Looking and listening back, many fans and critics consider the collection to be the band's most brilliantly arranged and powerful material.

"It's hard to think of it as a classic album. It's just another Pixies record to me," shrugs Lovering. "It's a dynamic, good-sounding album. We weren't aiming for a type of genre or anything. It's a hard thing to take when people call us legends. If you know me, you know I don't seem legendary."

Doolittle earned the Pixies fame and praise, but it turned out to be their pinnacle.

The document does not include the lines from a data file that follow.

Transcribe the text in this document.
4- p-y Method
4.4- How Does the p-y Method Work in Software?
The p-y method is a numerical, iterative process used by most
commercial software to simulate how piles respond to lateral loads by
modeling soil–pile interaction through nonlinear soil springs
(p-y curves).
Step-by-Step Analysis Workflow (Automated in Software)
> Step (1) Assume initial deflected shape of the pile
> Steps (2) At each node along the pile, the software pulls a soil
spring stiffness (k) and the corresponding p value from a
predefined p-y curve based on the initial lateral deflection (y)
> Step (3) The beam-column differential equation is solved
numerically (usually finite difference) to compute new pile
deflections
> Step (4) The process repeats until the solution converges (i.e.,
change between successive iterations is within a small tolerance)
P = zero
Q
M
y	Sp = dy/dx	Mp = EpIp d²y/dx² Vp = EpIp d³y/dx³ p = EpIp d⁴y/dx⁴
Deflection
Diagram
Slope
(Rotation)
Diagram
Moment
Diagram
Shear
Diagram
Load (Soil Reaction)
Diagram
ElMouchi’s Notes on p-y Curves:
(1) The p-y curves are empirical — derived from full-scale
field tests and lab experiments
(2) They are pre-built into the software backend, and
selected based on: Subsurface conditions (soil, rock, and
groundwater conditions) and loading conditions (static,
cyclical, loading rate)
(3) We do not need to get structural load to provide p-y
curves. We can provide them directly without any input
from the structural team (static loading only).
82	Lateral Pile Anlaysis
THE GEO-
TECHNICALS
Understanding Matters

Fans and journalists fretted plenty over the Pixies' breakup — especially the tense and occasionally nasty interaction between Black and Deal during the making of the last albums and the initial reunion tours. The 2006 tour documentary LoudQUIETloud caught some inter-band tension on camera, too.

According to Lovering, things are much better with everyone in the band these days. "Back in the day, we were all young, and we had the energy to do our thing but were still learning socialization skills," he says. "I can honestly say we're older and wiser now."

When the Pixies brainstormed on how to present Doolittle, they became determined to make the show into a uniquely grand thing.

"This is definitely the biggest production the band has ever done, with the big screen and the movies, videos, lighting, and the whole deal," Lovering says.

Longtime Pixies light man Myles Mangino and designer Paul Normandale created the set for the current Doolittle tours, which features four large "eyeball-like spheres" that are part of the band's light show. Mangino also contacted filmmakers Judy Jacobs, Tom Winkler, Brent Felix, and Melinda Tupling to create short films to accompany 12 of the 21 songs in the set.

Lovering says, "Truthfully, I haven't seen all of them because my back is always turned to the screens on stage, and I rarely get to turn around and watch."

Fans should expect a solid and smooth show, with the band locked well in step with the choreographed visual effects.

Fans attending the Pixies concert at the North Charleston Performing Arts Center on Friday should expect a solid and smooth show, with the band locked well in step with the choreographed visual effects.

The Doolittle concert set actually begins with an anthemic piece of music and a screening of the 1929 silent surrealist short film Un Chien Andalou, which was produced in France by Spanish director Luis Buñuel and artist Salvador Dali. The film provided inspiration for the song “Debaser.” The band opens with four B-sides from the Doolittle sessions, with “Weird at My School,” “Dancing the Manta Ray,” and “Bailey’s Walk” among them.

"Then it's 'Debaser' all the way to 'Gouge Away,'" says Lovering. "When that's over, we do more B-sides from the album, and then we might do whatever for an encore. We have to play all the extras. By itself, the album's barely 40 minutes long, so the audience would want their money back for such a short concert."